Throughout her life, Lucretia was active in reform efforts, writing and speaking eloquently and passionately about the topics that she believed in, as well as organizing and attending meetings and conventions.  Lucretia was instrumental in the founding of the Philadelphia Female Anti-Slavery Society in 1834.  She also was very involved with the Pennsylvania Peace Society, the American Anti-Slavery Society, and women's suffrage activities.  She, her sister Martha Coffin Wright, and Elizabeth Cady Stanton were the movers behind the Seneca Falls Convention in 1848.  She also worked closely with Lucy Stone and Susan Brownell Anthony. Since she was very interested in supporting higher education, Lucretia was one of the founders of Swarthmore College and actively supported the Woman's Medical College of Pennsylvania. 

In addition to the individuals mentioned above, her vast personal network included numerous people, including Rachel Foster Avery, Amanda Deyo, Mary J. Scarlett Dixon, Frederick Douglass, Priscilla Holmes Drake, William Lloyd Garrison, Anna Davis Hallowell,  Agnes Nininger Kemp, Martha H. Mowry, Wendell Phillips, M. Adeline Thompson, and John Greenleaf Whittier.

Lucretia passed away in Philadelphia, Pennsylvania, on November 11, 1880.

Clementina Butler (2).jpg

BUTLER, Miss Clementina

January 7, 1862


Bareilly, India

p. 142-143

Evangelist Clementina Butler was born in Bareilly, India on January 7, 1862.  The daughter of Methodist Episcopal minister and evangelist Rev.
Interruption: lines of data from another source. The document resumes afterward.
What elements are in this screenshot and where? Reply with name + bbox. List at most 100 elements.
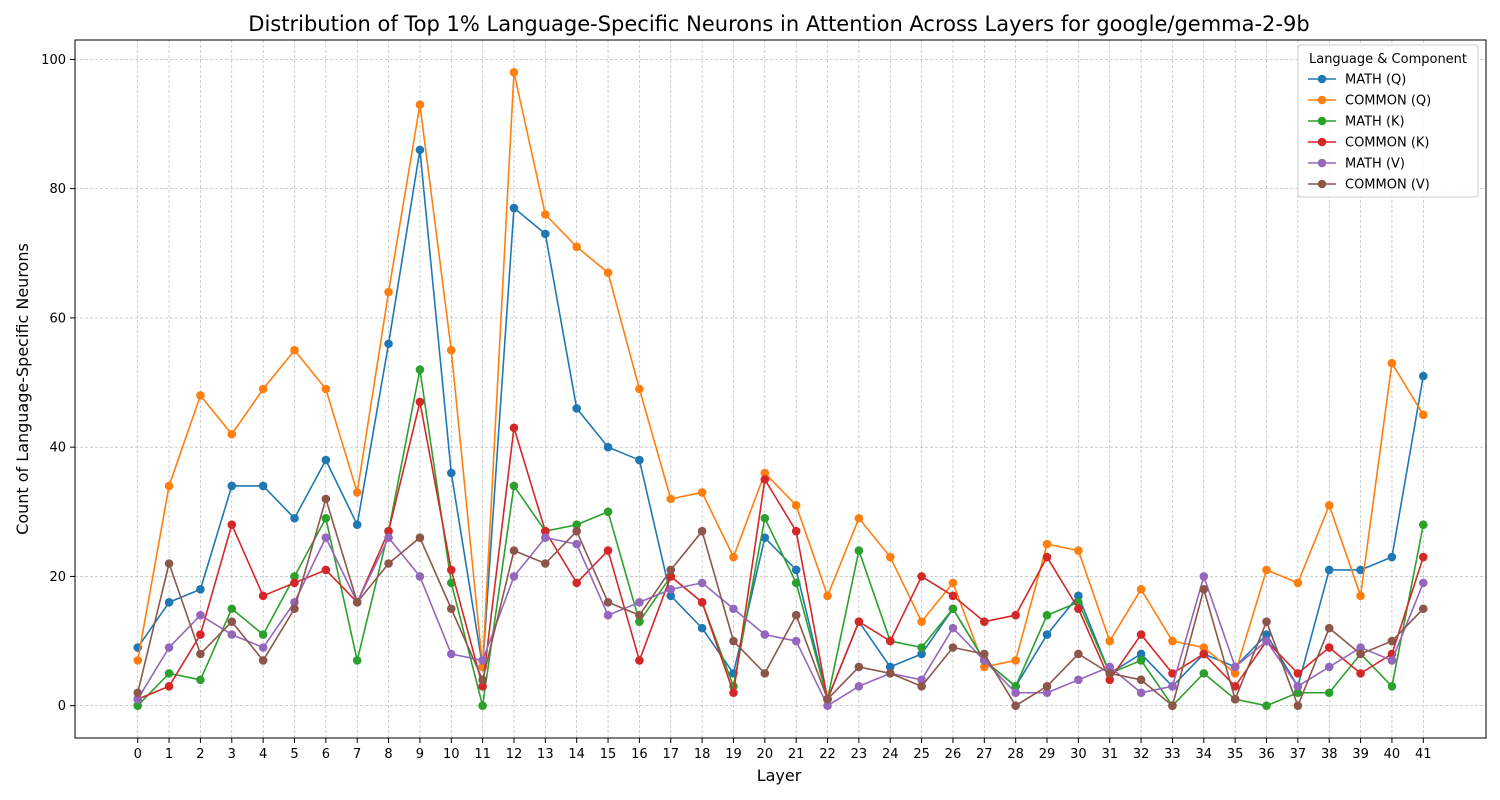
data-point bbox=[760, 669, 770, 678]
data-point bbox=[258, 591, 268, 601]
data-point bbox=[1356, 649, 1365, 659]
data-point bbox=[384, 559, 393, 568]
data-point bbox=[1136, 649, 1146, 659]
data-point bbox=[1168, 669, 1177, 678]
x-tick-label: 15 bbox=[600, 747, 617, 762]
data-point bbox=[1262, 701, 1271, 710]
data-point bbox=[133, 694, 143, 704]
data-point bbox=[384, 526, 393, 536]
series-0 bbox=[133, 145, 1428, 704]
legend-item: MATH (K) bbox=[1308, 115, 1405, 130]
data-point bbox=[791, 578, 801, 588]
data-point bbox=[1042, 610, 1052, 620]
x-tick-label: 39 bbox=[1352, 747, 1369, 762]
data-point bbox=[446, 649, 456, 659]
x-tick-label: 38 bbox=[1321, 747, 1338, 762]
data-point bbox=[854, 617, 864, 626]
data-point bbox=[352, 520, 362, 530]
data-point bbox=[917, 681, 926, 691]
legend-marker bbox=[1317, 137, 1327, 147]
data-point bbox=[1387, 656, 1397, 665]
data-point bbox=[196, 391, 205, 400]
y-axis-label: Count of Language-Specific Neurons bbox=[13, 243, 32, 535]
data-point bbox=[1230, 694, 1240, 704]
data-point bbox=[603, 597, 613, 607]
x-tick-label: 33 bbox=[1164, 747, 1181, 762]
data-point bbox=[854, 513, 864, 523]
data-point bbox=[258, 481, 268, 491]
x-tick-label: 5 bbox=[290, 747, 298, 762]
data-point bbox=[823, 694, 832, 704]
data-point bbox=[854, 546, 864, 555]
data-point bbox=[1136, 585, 1146, 594]
series-line bbox=[137, 401, 1425, 701]
data-point bbox=[1262, 630, 1271, 639]
x-tick-label: 7 bbox=[353, 747, 361, 762]
legend-label: MATH (V) bbox=[1345, 157, 1405, 172]
data-point bbox=[164, 597, 174, 607]
legend-marker bbox=[1317, 116, 1327, 126]
data-point bbox=[258, 643, 268, 652]
data-point bbox=[446, 604, 456, 614]
data-point bbox=[1199, 669, 1209, 678]
data-point bbox=[1105, 636, 1115, 646]
x-tick-label: 27 bbox=[976, 747, 993, 762]
legend-title: Language & Component bbox=[1309, 52, 1467, 67]
data-point bbox=[1136, 688, 1146, 698]
data-point bbox=[572, 242, 581, 252]
x-tick-label: 30 bbox=[1070, 747, 1087, 762]
data-point bbox=[415, 145, 425, 155]
data-point bbox=[791, 636, 801, 646]
y-tick-label: 100 bbox=[41, 53, 66, 68]
data-point bbox=[666, 565, 676, 575]
data-point bbox=[760, 475, 770, 484]
data-point bbox=[603, 610, 613, 620]
data-point bbox=[1011, 610, 1020, 620]
data-point bbox=[760, 533, 770, 542]
x-tick-label: 13 bbox=[537, 747, 554, 762]
data-point bbox=[948, 643, 958, 652]
data-point bbox=[1262, 617, 1271, 626]
data-point bbox=[227, 604, 237, 614]
data-point bbox=[1230, 662, 1240, 672]
x-tick-label: 31 bbox=[1101, 747, 1118, 762]
data-point bbox=[948, 623, 958, 633]
data-point bbox=[1136, 656, 1146, 665]
data-point bbox=[697, 578, 707, 588]
legend-marker bbox=[1317, 158, 1327, 168]
data-point bbox=[1042, 688, 1052, 698]
data-point bbox=[290, 345, 299, 355]
data-point bbox=[666, 494, 676, 504]
x-tick-label: 11 bbox=[474, 747, 491, 762]
x-tick-label: 2 bbox=[196, 747, 204, 762]
x-tick-label: 24 bbox=[882, 747, 899, 762]
series-line bbox=[137, 368, 1425, 707]
data-point bbox=[1042, 539, 1052, 549]
data-point bbox=[1293, 578, 1303, 588]
data-point bbox=[917, 572, 926, 581]
data-point bbox=[384, 533, 393, 542]
data-point bbox=[1293, 701, 1303, 710]
x-tick-label: 17 bbox=[662, 747, 679, 762]
data-point bbox=[666, 591, 676, 601]
data-point bbox=[509, 203, 519, 213]
data-point bbox=[1042, 552, 1052, 562]
data-point bbox=[509, 423, 519, 433]
data-point bbox=[1199, 643, 1209, 652]
data-point bbox=[1074, 546, 1083, 555]
chart-title: Distribution of Top 1% Language-Specific… bbox=[248, 12, 1309, 36]
x-axis-label: Layer bbox=[757, 766, 802, 785]
data-point bbox=[917, 649, 926, 659]
data-point bbox=[1356, 565, 1365, 575]
data-point bbox=[164, 681, 174, 691]
data-point bbox=[1356, 643, 1365, 652]
data-point bbox=[1356, 591, 1365, 601]
data-point bbox=[635, 384, 644, 394]
y-tick-label: 60 bbox=[49, 311, 66, 326]
data-point bbox=[290, 604, 299, 614]
legend-label: MATH (K) bbox=[1345, 115, 1405, 130]
legend: Language & Component MATH (Q) COMMON (Q) M… bbox=[1297, 44, 1479, 198]
x-tick-label: 16 bbox=[631, 747, 648, 762]
x-axis-ticks: 0 1 2 3 4 5 6 7 8 9 10 11 12 13 14 15 16 17 18 19 20 21 22 23 24… bbox=[134, 738, 1432, 762]
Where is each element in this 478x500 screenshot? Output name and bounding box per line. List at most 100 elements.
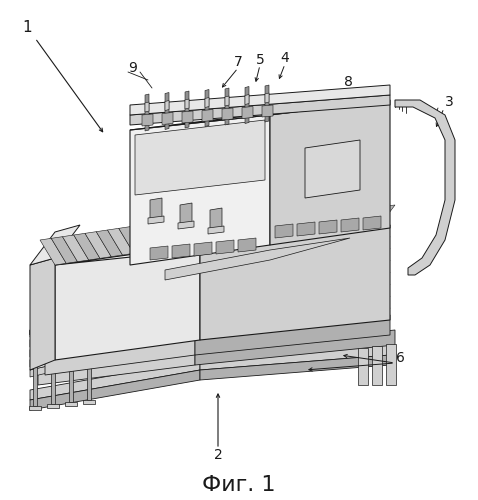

William Butler and evangelist Clementina Rowe Butler, Clementina moved quite often during her childhood.  After leaving India, the Butlers moved to Mexico City, Mexico.  They returned to Newton Center, Massachusetts, in 1866.

Not surprisingly, Clementina became an evangelist, too.  In addition to founding the Committee on Christian Literature for Women and Children in Mission Fields, she was a member of the American Ramabi Association and the Woman's Foreign Missionary Society.

After her father's death, Clementina wrote William Butler The Founder of Two Missions of the Methodist Episcopal Church.  By His Daughter,  which was published in 1902.

Clementina moved to Providence, Rhode Island, in January of 1916 and soon embarked on missionary trips to Cuba, Panama, and Mexico for conferences and missionary work.

After Ramabi's death in 1922, Clementina, who was Chairman of the Executive Committee of the American Ramabi Association, wrote Pandita Ramabai Sarasvati; Pioneer in the Movement for the  Education of the Child-widow of India.

While living at 84 Sycamore Avenue in West Barrington, Rhode Island, in March of 1932, seventy-year-old Clementina took a trip to Bombay, India. 

In 1934, she traveled to Maryland to give talks about her work.  On April 13, The Midland Journal of Rising Sun, Maryland, discussed her recent talk at the Methodist Episcopal church.  Speaking about Clementina, it noted:  "Miss Butler is a forceful speaker and her extensive travel and knowledge of affairs enable her to give facts in an interesting manner.  Her recent work has been in Mexico."

Clementina's mother was one of the founders of the Woman's Foreign Missionary Society of the Methodist Episcopal Church at Boston's Tremont Street Methodist Episcopal Church in 1869. During the 1940s, Clementina paid for new windows at the church to honor the founders and the first two missionaries.

She passed away on December 5, 1949, and was buried near her parents in Newton Cemetery in Newton, Massachusetts.